Nos déchets sont-ils vraiment recyclés à l’étranger ?
Une fois que le contenu du bac bleu est trié puis vendu par un courtier à un acheteur étranger, le centre de tri n’a aucune idée s’il sera bel et bien recyclé.
Les courtiers en recyclage qui achètent les matières aux centres de tri pour les revendre se font toutefois rassurants.
« Si un acheteur paie pour des matières, quel intérêt a-t-il à payer pour les enfouir ? », explique Yves Noël, consultant et fondateur de YNC Consultants et courtier en recyclage depuis plus de 25 ans.
« Au Canada, c’est déjà un des endroits où ça coûte le moins cher d’enfouir, alors pourquoi on enverrait à l’étranger ? »
TRIÉS SUR LE VOLET
M. Noël, lui, trie ses clients sur le volet. Avec une quinzaine de courtiers, ils se sont regroupés sur une plateforme internet pour s’entraider à vérifier la réputation des vendeurs et acheteurs.
« Si un des 15 passe à Montréal, un autre peut lui demander de passer dans un centre pour aller voir la matière. On devient une police entre nous pour s’assurer que la business se fait bien », explique M. Noël.
«On a des agents en Asie et je vais faire la tournée de mes clients », ajoute un autre courtier, qui ne souhaite pas être nommé.
SECRET DE COURTIER
Mais le propriétaire d’un centre de tri, lui, ne connaît pas toujours la destination précise de ses matières.
« Ça devient un secret pour le courtier pour éviter de se faire bypasser par quelqu’un et ne pas perdre ses contrats, car c’est son pain et son beurre », dit M. Noël.

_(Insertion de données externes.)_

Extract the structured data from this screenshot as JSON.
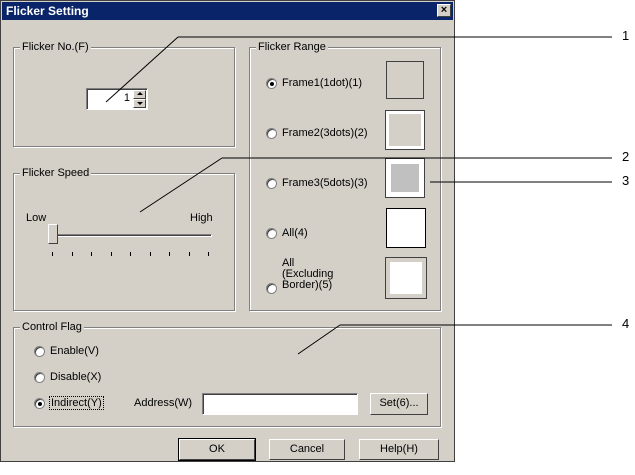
{
  "dialog": {
    "title": "Flicker Setting",
    "close_glyph": "×"
  },
  "flicker_no": {
    "group_label": "Flicker No.(F)",
    "value": "1"
  },
  "flicker_speed": {
    "group_label": "Flicker Speed",
    "low_label": "Low",
    "high_label": "High",
    "level_fraction": 0.0
  },
  "flicker_range": {
    "group_label": "Flicker Range",
    "options": [
      {
        "label": "Frame1(1dot)(1)",
        "selected": true
      },
      {
        "label": "Frame2(3dots)(2)",
        "selected": false
      },
      {
        "label": "Frame3(5dots)(3)",
        "selected": false
      },
      {
        "label": "All(4)",
        "selected": false
      },
      {
        "label_lines": [
          "All",
          "(Excluding",
          "Border)(5)"
        ],
        "selected": false
      }
    ]
  },
  "control_flag": {
    "group_label": "Control Flag",
    "enable_label": "Enable(V)",
    "disable_label": "Disable(X)",
    "indirect_label": "Indirect(Y)",
    "selected": "Indirect(Y)",
    "address_label": "Address(W)",
    "address_value": "",
    "set_button": "Set(6)..."
  },
  "buttons": {
    "ok": "OK",
    "cancel": "Cancel",
    "help": "Help(H)"
  },
  "callouts": [
    "1",
    "2",
    "3",
    "4"
  ]
}
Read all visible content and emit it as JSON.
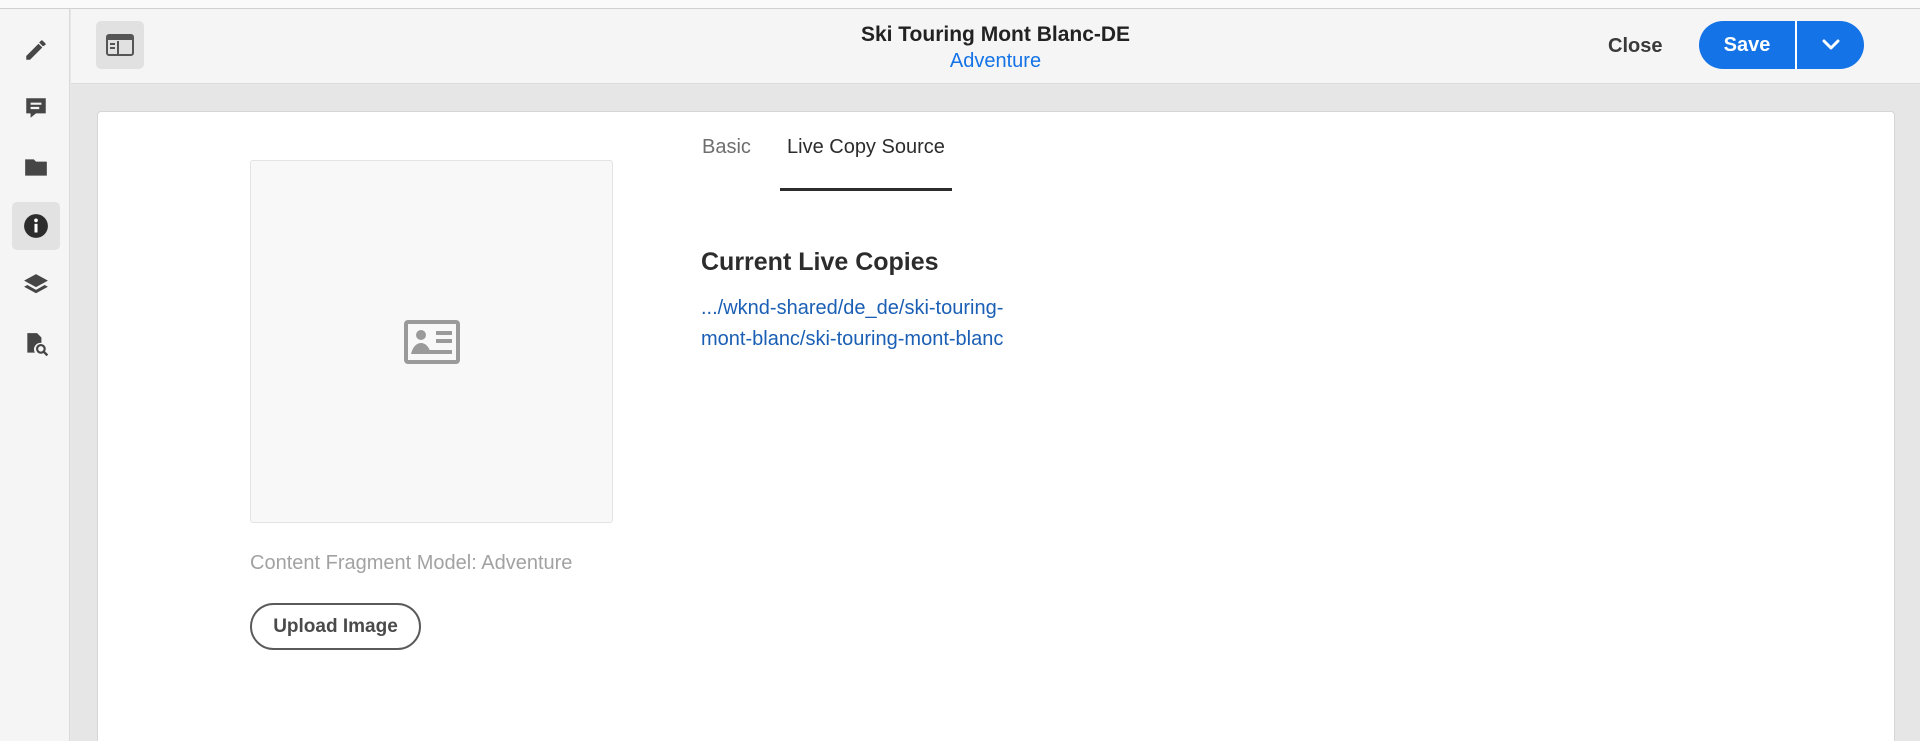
{
  "header": {
    "title": "Ski Touring Mont Blanc-DE",
    "subtitle": "Adventure",
    "close_label": "Close",
    "save_label": "Save"
  },
  "rail": {
    "items": [
      {
        "name": "edit",
        "icon": "pencil-icon"
      },
      {
        "name": "annotations",
        "icon": "comment-icon"
      },
      {
        "name": "assets",
        "icon": "folder-icon"
      },
      {
        "name": "properties",
        "icon": "info-icon",
        "active": true
      },
      {
        "name": "layers",
        "icon": "layers-icon"
      },
      {
        "name": "references",
        "icon": "search-document-icon"
      }
    ]
  },
  "fragment": {
    "model_label": "Content Fragment Model: Adventure",
    "upload_label": "Upload Image"
  },
  "tabs": {
    "basic": "Basic",
    "live_copy_source": "Live Copy Source",
    "active": "live_copy_source"
  },
  "live_copies": {
    "title": "Current Live Copies",
    "link": ".../wknd-shared/de_de/ski-touring-mont-blanc/ski-touring-mont-blanc"
  },
  "colors": {
    "accent": "#1473e6",
    "link": "#1a5fb4"
  }
}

« Moi, je vends au courtier. Il peut l’envoyer en Inde, en Indonésie, aux Philippines, en Chine, où il veut. Moi, mon acheteur, c’est le courtier, et non la papetière », explique Gilbert Durocher, président de RSC à qui appartient le centre de tri que nous avons infiltré à Châteauguay.
Frédéric Potvin, directeur général de Tricentris à Terrebonne, a expliqué en commission parlementaire, en août, qu’à partir du moment où un centre de tri est payé, logiquement, c’est que la matière est recyclée.
« Lorsqu’on est payé, minimalement, on sait que ça va être recyclé. Bon, de quelle manière? Ça, on le sait moins, on n’est pas allé visiter effectivement. Mais lorsqu’on doit payer pour disposer d’une matière, là, il y a lieu de s’inquiéter », a-t-il dit.
« Je vais être bien honnête avec vous, je ne suis jamais allé visiter, dit M. Durocher au sujet des papetières indiennes. Est-ce que [le tri] est fait manuellement ou mécaniquement, je parlerais à travers mon chapeau, je ne sais pas, je ne suis pas allé. »
Même Éco Entreprises Québec, qui finance la collecte sélective avec les contributions des entreprises, ainsi que Recyc-québec n’ont que des informations partielles également.